Percebendo que ela falava assim por despeito, a boneca disse, para moê-la:
— Quem desdenha quer comprar...
— Só? Engraçadinha!... replicou a menina com um grande ar de pouco caso.
E vendo a boneca morder um dos croquetes, com os maiores exageros do mundo,
como se aquilo fosse um manjar do céu, fez muxoxo de nojo.
— Está boa mesmo para casar com Rabicó! Comer croquete de minhoca!
— Que seja de minhoca, que tem isso? — retrucou Emília. Tanto faz carne de
minhoca como de porco, vaca ou frango — tudo é carne. E muito me admira que
uma senhora que comeu ontem no jantar tripa de porco, mostre essa cara de nojo por
causa dum simples croquete de minhoca.
— Alto lá, senhora condessa Minhoqueira!
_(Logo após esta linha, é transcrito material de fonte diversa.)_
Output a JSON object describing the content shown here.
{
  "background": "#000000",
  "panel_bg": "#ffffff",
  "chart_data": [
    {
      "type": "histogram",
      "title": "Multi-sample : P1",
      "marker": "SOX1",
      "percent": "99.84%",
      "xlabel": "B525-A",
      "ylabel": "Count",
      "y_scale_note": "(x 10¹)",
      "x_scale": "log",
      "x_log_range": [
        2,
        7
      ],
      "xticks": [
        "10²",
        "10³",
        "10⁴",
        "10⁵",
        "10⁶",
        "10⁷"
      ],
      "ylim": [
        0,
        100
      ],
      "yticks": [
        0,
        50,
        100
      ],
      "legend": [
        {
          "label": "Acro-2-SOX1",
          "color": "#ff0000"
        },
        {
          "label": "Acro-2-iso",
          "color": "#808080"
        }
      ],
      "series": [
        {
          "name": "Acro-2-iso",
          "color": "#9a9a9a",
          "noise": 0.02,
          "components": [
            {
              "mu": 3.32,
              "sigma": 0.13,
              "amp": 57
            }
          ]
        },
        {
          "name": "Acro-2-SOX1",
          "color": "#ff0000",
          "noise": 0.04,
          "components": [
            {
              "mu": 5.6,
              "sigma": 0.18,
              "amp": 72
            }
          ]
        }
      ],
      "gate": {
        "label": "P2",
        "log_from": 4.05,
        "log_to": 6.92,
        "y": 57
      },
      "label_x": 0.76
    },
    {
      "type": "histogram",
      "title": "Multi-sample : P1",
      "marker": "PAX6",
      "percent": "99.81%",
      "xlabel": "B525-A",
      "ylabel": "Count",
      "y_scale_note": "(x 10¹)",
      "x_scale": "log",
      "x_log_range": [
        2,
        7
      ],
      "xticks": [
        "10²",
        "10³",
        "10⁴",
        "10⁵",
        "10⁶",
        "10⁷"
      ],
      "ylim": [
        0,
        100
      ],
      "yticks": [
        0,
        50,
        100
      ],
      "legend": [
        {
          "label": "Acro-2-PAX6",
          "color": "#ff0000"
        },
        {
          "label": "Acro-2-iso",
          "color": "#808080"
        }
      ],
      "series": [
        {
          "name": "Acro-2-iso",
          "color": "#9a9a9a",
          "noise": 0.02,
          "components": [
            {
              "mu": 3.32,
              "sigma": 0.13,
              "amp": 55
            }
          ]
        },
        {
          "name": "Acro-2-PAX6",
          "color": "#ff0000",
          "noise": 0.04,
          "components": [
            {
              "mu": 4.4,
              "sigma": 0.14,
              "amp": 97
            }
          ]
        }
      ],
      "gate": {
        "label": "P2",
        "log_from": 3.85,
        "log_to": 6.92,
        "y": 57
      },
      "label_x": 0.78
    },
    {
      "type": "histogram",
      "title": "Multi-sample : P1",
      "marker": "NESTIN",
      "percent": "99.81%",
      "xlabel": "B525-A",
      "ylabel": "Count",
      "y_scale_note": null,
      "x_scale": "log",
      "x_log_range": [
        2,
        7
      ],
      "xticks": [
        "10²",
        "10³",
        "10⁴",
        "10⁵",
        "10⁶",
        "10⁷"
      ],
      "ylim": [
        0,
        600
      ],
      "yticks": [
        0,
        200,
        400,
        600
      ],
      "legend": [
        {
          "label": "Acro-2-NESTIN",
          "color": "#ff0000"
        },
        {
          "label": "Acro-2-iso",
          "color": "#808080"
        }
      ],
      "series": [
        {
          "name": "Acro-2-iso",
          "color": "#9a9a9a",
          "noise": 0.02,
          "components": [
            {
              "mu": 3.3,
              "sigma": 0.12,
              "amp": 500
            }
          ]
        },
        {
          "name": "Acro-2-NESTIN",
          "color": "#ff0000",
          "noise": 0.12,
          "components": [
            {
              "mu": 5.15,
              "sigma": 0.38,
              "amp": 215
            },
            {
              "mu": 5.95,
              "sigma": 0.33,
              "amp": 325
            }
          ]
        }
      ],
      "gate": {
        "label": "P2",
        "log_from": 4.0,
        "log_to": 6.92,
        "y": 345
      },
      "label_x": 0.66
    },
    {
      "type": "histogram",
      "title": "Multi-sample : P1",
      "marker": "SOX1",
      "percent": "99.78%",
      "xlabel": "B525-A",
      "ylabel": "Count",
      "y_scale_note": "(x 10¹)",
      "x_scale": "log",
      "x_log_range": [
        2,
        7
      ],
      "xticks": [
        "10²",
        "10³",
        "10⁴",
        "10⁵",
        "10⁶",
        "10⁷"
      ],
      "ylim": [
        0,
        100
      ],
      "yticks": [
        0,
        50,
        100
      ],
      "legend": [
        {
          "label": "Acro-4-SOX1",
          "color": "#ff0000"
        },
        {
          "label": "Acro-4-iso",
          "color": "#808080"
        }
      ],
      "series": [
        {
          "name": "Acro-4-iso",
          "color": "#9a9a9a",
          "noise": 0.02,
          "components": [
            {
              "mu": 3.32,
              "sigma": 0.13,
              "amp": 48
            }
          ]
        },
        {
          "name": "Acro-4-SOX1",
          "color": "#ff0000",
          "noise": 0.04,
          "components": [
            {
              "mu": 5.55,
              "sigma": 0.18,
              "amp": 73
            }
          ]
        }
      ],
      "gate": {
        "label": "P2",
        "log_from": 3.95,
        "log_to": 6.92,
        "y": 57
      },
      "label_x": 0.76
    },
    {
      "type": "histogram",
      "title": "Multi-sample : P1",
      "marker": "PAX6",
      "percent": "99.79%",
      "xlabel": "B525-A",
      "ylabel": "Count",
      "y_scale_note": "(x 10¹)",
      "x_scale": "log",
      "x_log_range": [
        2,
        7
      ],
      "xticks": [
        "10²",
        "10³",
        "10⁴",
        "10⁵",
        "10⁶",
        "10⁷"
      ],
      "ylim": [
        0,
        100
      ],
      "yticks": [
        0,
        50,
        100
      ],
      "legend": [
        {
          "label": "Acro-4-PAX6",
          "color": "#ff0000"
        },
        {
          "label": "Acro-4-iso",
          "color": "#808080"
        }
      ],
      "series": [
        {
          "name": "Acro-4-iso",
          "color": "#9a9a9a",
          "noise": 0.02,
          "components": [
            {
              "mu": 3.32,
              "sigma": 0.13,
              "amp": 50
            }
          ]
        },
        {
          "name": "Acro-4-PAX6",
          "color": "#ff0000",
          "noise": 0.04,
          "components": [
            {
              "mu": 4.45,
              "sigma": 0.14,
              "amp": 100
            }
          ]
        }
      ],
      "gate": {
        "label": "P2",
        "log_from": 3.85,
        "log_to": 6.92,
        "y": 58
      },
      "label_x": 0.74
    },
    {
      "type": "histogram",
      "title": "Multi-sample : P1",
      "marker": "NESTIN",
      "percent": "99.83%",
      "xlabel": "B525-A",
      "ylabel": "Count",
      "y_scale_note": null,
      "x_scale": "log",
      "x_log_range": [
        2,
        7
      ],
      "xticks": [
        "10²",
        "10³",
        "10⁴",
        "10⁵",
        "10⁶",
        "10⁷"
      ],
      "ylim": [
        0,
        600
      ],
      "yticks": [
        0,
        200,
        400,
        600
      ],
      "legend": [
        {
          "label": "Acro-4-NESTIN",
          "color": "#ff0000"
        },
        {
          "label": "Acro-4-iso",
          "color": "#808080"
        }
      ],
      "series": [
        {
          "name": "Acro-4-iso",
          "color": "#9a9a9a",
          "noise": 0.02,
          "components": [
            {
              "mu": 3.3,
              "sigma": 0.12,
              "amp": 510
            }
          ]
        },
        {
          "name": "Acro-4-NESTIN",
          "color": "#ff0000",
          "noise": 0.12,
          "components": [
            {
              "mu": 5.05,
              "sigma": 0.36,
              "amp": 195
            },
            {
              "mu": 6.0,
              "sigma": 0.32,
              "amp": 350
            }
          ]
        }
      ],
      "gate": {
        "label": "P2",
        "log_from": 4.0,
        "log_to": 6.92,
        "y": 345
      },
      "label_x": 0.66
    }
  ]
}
Porco é porco e minhoca é
minhoca.
— É “por isso mesmo” que eu como minhoca e não como porco! — replicou
a boneca vitoriosa. — Não sou porcalhona.
A discussão foi por aí além. Enquanto isso o senhor Rabicó farejou os
croquetes, chegou-se de mansinho e, vendo-as distraídas com a disputa, comeu-os
todos de uma engolida só. Terminada a discussão, quando a boneca, espichou o
braço a fim de pegar um segundo croquete...
— Que é dos croquetes? — gritou ela.
Nem sinal! Emília esperneou de ódio, ao passo que Narizinho batia palmas de
contentamento.
— Bem feito! Estava muito ganjenta, não é? Pois tome! — Quero os meus croquetes! Quero os meus croquetes! — berrava Emília,
batendo o pé num grande desespero.
— Se quer os seus croquetes, peça contas a quem os tirou.
— Quem foi?
— Quem mais se não Rabicó? Vai ver que está aqui pelo quarto, escondido
debaixo da cama.
Emília deu busca e logo descobriu o ladrão num canto, ressonando de papo
cheio.
— Espere que te curo! — gritou ela, passando a mão na vassoura. E pá! pá!
pá!... desceu a lenha no lombo do gatuno, enquanto Narizinho se rebolava na cama
de tanto rir, pensando consigo: “Se antes de casar é assim, imagine-se depois!”
Isso porque ela andava alimentando o projeto de casar Emília com Rabicó.